Desa Serat menghadapi problematikanya sendiri, yaitu jalan desa selebar 1,5 meter yang baru terbangun 50%. Jalan ini vital sebagai akses alternatif mengantar anak sekolah saat cuaca buruk yang menghalangi transportasi laut. Pembangunan terhambat akibat keterbatasan Dana Desa.
Persoalan lain muncul dari Desa Batu Belah yang membutuhkan tenaga kesehatan, khususnya bidan atau perawat, karena saat ini belum ada yang bertugas di sana.
Menanggapi berbagai temuan ini, Adnan menegaskan bahwa Komisi III telah dan akan mendorong Organisasi Perangkat Daerah (OPD) terkait untuk menindaklanjuti. “Kami mendorong ke dinas-dinas terkait, misal Dinkes untuk perawat, PU untuk jalan, Dinas Pendidikan untuk sekolah, Dinsos untuk bedah rumah dan bantuan lansia,” jelas Adnan.
Ia mengakui bahwa keterbatasan anggaran daerah mungkin tidak dapat mengakomodir semua aspirasi sekaligus. Namun, ia menekankan pentingnya adanya progres yang berkelanjutan.

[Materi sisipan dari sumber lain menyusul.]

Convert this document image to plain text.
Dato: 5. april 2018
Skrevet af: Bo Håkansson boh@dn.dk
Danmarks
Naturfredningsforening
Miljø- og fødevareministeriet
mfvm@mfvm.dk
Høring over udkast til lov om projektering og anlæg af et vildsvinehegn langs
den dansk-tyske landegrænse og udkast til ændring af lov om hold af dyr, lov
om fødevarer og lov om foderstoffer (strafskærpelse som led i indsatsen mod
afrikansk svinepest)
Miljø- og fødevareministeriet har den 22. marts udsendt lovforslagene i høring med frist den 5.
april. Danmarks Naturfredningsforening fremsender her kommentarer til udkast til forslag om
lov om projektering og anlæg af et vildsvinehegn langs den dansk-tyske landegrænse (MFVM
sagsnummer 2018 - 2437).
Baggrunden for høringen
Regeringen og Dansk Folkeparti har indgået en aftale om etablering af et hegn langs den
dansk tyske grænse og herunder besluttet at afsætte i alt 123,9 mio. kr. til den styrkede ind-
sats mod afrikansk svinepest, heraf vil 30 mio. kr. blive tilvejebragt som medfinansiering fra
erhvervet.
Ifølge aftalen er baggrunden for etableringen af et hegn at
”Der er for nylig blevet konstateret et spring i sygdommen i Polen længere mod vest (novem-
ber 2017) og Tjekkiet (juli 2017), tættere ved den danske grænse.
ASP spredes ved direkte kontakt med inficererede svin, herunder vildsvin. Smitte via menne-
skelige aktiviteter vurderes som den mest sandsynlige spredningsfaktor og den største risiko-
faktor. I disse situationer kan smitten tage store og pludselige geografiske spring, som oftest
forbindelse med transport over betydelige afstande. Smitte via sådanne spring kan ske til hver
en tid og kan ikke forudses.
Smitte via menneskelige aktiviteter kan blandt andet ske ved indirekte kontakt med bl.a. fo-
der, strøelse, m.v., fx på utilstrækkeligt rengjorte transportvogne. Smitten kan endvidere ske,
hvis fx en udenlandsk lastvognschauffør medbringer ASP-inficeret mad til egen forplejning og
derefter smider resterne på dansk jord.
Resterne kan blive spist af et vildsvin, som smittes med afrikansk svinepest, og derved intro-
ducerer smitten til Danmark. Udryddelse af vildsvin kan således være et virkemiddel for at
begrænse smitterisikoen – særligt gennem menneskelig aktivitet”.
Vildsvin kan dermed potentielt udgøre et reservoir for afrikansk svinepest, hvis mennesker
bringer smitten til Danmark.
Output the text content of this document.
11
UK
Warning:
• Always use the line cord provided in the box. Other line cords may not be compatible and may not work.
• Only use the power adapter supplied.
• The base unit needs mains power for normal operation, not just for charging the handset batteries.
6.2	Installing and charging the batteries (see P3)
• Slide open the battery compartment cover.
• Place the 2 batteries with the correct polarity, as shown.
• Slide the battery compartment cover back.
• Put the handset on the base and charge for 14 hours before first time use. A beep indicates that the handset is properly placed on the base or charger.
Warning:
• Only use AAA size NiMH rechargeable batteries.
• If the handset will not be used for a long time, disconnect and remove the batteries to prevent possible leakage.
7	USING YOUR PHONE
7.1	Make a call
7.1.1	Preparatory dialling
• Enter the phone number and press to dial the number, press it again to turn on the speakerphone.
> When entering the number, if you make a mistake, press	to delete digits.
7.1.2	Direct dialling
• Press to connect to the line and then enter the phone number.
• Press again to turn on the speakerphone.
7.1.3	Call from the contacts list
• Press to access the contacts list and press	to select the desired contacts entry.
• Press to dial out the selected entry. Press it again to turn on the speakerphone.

“Paling tidak ada progres setiap tahun, sehingga pembangunan bisa bertahap dan selesai dalam jangka menengah lima tahun, untuk hal-hal yang benar-benur urgent,” ujarnya.
Adnan juga menyampaikan harapannya agar pemerintah daerah lebih tanggap dan cepat dalam menanggapi keluhan masyarakat. Ia menekankan pentingnya sinergi antara DPRD dan Pemda, serta perlunya OPD turun langsung ke lapangan untuk mendapatkan informasi yang lebih rill sebelum merancang program.
“Pesan kita ke masyarakat, harus bersabar dengan keadaan keuangan seperti ini. Mungkin belum bisa terakomodir semua, tapi kita minta ada progres,” pungkas Adnan, seraya berharap aspirasi yang telah disampaikan melalui reses ini dapat segera ditindaklanjuti. (KP).